VidMan: Exploiting Implicit Dynamics from Video Diffusion Model for Effective Robot Manipulation

Recent advancements utilizing large-scale video data for learning video generation models demonstrate significant potential in understanding complex physical dynamics. It suggests the feasibility of leveraging diverse robot trajectory data to develop a unified, dynamics-aware model to enhance robot manipulation. However, given the relatively small amount of available robot data, directly fitting data without considering the relationship between visual observations and actions could lead to suboptimal data utilization. To this end, we propose VidMan (Video Diffusion for Robot Manipulation), a novel framework that employs a two-stage training mechanism inspired by dual-process theory from neuroscience to enhance stability and improve data utilization efficiency. Specifically, in the first stage, VidMan is pre-trained on the Open X-Embodiment dataset (OXE) for predicting future visual trajectories in a video denoising diffusion manner, enabling the model to develop a long horizontal awareness of the environment's dynamics. In the second stage, a flexible yet effective layer-wise self-attention adapter is introduced to transform VidMan into an efficient inverse dynamics model that predicts action modulated by the implicit dynamics knowledge via parameter sharing. Our VidMan framework outperforms state-of-the-art baseline model GR-1 on the CALVIN benchmark, achieving a 11.7% relative improvement, and demonstrates over 9% precision gains on the OXE small-scale dataset. These results provide compelling evidence that world models can significantly enhance the precision of robot action prediction.

Method

VidMan's two-stage training paradigm mirrors dual process theory: its first stage (like System 2) pre-trains on understanding environment dynamics through video diffusion, forming a foundation for accurate action prediction, while its second stage (like System 1) was adapted from the first stage to leverage the learned dynamics knowledge for rapid, low-level action inference.

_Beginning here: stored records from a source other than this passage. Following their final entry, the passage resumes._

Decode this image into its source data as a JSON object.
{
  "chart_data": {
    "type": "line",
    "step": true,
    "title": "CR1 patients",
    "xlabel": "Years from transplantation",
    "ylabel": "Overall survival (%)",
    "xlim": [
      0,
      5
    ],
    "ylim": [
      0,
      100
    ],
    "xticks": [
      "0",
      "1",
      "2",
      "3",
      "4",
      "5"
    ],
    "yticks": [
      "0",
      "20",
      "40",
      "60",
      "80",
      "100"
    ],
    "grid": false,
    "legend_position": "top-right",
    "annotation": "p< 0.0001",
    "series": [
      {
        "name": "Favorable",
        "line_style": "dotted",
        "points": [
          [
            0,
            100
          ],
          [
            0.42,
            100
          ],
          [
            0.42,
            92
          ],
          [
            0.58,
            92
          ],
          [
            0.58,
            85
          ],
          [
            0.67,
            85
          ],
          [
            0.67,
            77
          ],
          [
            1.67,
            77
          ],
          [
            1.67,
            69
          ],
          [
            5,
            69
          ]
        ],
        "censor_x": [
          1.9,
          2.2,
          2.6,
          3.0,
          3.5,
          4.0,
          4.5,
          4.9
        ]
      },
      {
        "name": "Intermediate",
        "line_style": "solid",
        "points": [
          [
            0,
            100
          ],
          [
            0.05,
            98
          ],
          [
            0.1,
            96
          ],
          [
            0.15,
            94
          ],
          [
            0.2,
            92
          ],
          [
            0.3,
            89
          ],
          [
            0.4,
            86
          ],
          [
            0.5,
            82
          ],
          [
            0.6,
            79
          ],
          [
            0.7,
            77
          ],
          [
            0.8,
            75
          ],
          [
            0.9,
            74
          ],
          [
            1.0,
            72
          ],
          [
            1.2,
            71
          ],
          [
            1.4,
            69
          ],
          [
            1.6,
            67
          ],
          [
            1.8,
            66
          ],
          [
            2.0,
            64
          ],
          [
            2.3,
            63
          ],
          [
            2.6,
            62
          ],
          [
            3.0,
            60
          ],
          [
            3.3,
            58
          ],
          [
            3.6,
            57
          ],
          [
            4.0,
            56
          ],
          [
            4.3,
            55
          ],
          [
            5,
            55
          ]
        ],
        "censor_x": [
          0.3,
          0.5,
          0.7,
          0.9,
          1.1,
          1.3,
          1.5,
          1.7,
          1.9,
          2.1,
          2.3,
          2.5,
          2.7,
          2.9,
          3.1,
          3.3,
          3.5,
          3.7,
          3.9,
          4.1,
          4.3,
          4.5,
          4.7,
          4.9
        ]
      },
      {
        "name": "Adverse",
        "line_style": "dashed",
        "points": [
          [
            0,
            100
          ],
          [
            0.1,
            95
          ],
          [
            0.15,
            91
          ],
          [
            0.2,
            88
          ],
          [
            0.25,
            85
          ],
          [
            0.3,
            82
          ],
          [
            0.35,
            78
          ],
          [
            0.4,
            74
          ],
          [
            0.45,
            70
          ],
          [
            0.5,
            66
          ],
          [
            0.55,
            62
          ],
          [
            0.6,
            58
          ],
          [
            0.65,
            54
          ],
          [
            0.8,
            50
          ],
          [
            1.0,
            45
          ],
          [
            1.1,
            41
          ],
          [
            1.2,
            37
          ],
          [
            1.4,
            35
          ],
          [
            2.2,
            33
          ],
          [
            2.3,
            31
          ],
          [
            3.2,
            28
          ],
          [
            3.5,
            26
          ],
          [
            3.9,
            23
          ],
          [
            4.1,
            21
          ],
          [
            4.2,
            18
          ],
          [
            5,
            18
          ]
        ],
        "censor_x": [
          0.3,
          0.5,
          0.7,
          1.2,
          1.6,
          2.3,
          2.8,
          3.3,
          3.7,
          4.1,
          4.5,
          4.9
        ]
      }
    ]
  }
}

VidMan employs a dual-stage training strategy: in the first stage, the Dynamics-aware Visionary Stage, we enable the model to forecast and imagine potential future trajectories based on historical observations, leveraging the multi-frame prediction capability of the video diffusion model. Through this stage, the model is optimized to understand the dynamics of the environment. In the second stage, the Dynamics-modulated Action Stage, we introduce a lightweight layer-wise adapter to seamlessly integrate the visionary predictive stage with fast, adaptive action prediction. This approach decouples the knowledge of the world and embodiment into distinct processes while ensuring seamless integration through the training and utilization of shared parameters.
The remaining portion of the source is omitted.